Erwin itu mendengus. Wajar sih Agina berkata begitu, dirinya pulang langsung duduk di sofa ruang tamu dan memeluk bantal dengan senyum-senyum gak jelas di wajah tampannya. Tapi gak perlu bilang stok akal kehabisan segala, itu secara tidak langsung menyindirnya sudah gila.
“Kau, sudah makan?” tanya Agina dan itu malah menambah binar di raut sahabatnya.
“Sudah tadi, dengan wanitaku” Agina tidak terkejut atau terlonjak mendengarnya. Hal itu biasa baginya. Memangnya siapa lagi yang bisa membuat temannya ini menjadi tidak waras. “Oh, ya. Ku dengar Agra mengajakmu menikah.
Agina memijit pelipisnya, “Dia benar-benar benci pada wanita setelah kejadian itu. Dan menganggap aku wanita tamak.”

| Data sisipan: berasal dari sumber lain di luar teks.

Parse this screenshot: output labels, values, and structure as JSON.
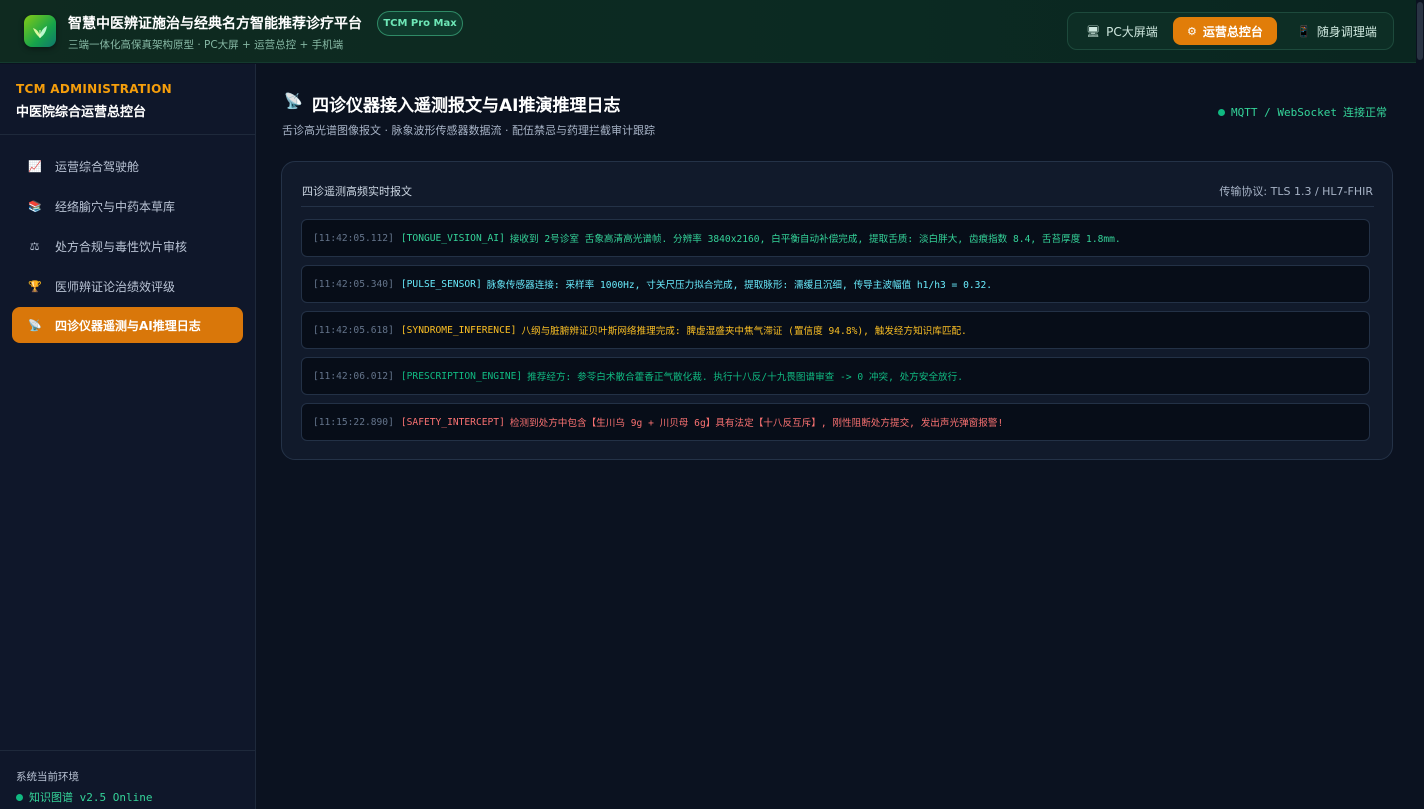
{
  "header": {
    "title": "智慧中医辨证施治与经典名方智能推荐诊疗平台",
    "badge": "TCM Pro Max",
    "subtitle": "三端一体化高保真架构原型 · PC大屏 + 运营总控 + 手机端",
    "logo_icon": "herb-leaf-icon",
    "modes": [
      {
        "label": "PC大屏端",
        "icon": "monitor-icon",
        "glyph": "🖥",
        "active": false
      },
      {
        "label": "运营总控台",
        "icon": "gear-icon",
        "glyph": "⚙",
        "active": true
      },
      {
        "label": "随身调理端",
        "icon": "mobile-phone-icon",
        "glyph": "📱",
        "active": false
      }
    ]
  },
  "sidebar": {
    "kicker": "TCM ADMINISTRATION",
    "title": "中医院综合运营总控台",
    "items": [
      {
        "label": "运营综合驾驶舱",
        "icon": "trend-chart-icon",
        "glyph": "📈",
        "active": false
      },
      {
        "label": "经络腧穴与中药本草库",
        "icon": "books-icon",
        "glyph": "📚",
        "active": false
      },
      {
        "label": "处方合规与毒性饮片审核",
        "icon": "scales-icon",
        "glyph": "⚖",
        "active": false
      },
      {
        "label": "医师辨证论治绩效评级",
        "icon": "trophy-icon",
        "glyph": "🏆",
        "active": false
      },
      {
        "label": "四诊仪器遥测与AI推理日志",
        "icon": "satellite-icon",
        "glyph": "📡",
        "active": true
      }
    ],
    "env_label": "系统当前环境",
    "env_status": "知识图谱 v2.5 Online"
  },
  "main": {
    "title_icon": "satellite-icon",
    "title_glyph": "📡",
    "title": "四诊仪器接入遥测报文与AI推演推理日志",
    "subtitle": "舌诊高光谱图像报文 · 脉象波形传感器数据流 · 配伍禁忌与药理拦截审计跟踪",
    "connection_protocol": "MQTT / WebSocket",
    "connection_state": "连接正常",
    "panel": {
      "title": "四诊遥测高频实时报文",
      "meta": "传输协议: TLS 1.3 / HL7-FHIR",
      "logs": [
        {
          "ts": "[11:42:05.112]",
          "tag": "[TONGUE_VISION_AI]",
          "msg": "接收到 2号诊室 舌象高清高光谱帧. 分辨率 3840x2160, 白平衡自动补偿完成, 提取舌质: 淡白胖大, 齿痕指数 8.4, 舌苔厚度 1.8mm.",
          "color": "#34d399"
        },
        {
          "ts": "[11:42:05.340]",
          "tag": "[PULSE_SENSOR]",
          "msg": "脉象传感器连接: 采样率 1000Hz, 寸关尺压力拟合完成, 提取脉形: 濡缓且沉细, 传导主波幅值 h1/h3 = 0.32.",
          "color": "#67e8f9"
        },
        {
          "ts": "[11:42:05.618]",
          "tag": "[SYNDROME_INFERENCE]",
          "msg": "八纲与脏腑辨证贝叶斯网络推理完成: 脾虚湿盛夹中焦气滞证 (置信度 94.8%), 触发经方知识库匹配.",
          "color": "#fbbf24"
        },
        {
          "ts": "[11:42:06.012]",
          "tag": "[PRESCRIPTION_ENGINE]",
          "msg": "推荐经方: 参苓白术散合藿香正气散化裁. 执行十八反/十九畏图谱审查 -> 0 冲突, 处方安全放行.",
          "color": "#10b981"
        },
        {
          "ts": "[11:15:22.890]",
          "tag": "[SAFETY_INTERCEPT]",
          "msg": "检测到处方中包含【生川乌 9g + 川贝母 6g】具有法定【十八反互斥】, 刚性阻断处方提交, 发出声光弹窗报警!",
          "color": "#f87171"
        }
      ]
    }
  }
}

Erwin mengangguk, mengerti, “Agra, memang payah dalam urusan cinta. Kepintarannya selalu hilang jika menyangkut wanita yang dicintainya.”
Agina menunjuk benda yang dapat melihat pantulan diri, “Ngaca! Aku gak beli cermin sebesar itu buat hiasan doang,” ucapnya galak.
Erwin nyengir. Namun sedetik kemudian menatap serius Agina. “Apa maksudmu?”
Agina berdiri, “Aku tau kau tidak bodoh, Erwin. Tapi ku peringatkan padamu sekali lagi, jangan memberitahukan identitas kita pada wanitamu.” Melangkah meninggalkan laki-laki yang termenung di sofa, memikirkan ucapannya.
Matanya menatap sendu tangga yang dinaiki sahabatnya, ‘Maafkan aku, Agina. Aku tidak bisa memberitahumu kalau Tamaki sering menanyakan tentang kita, terlebih lagi dirimu.’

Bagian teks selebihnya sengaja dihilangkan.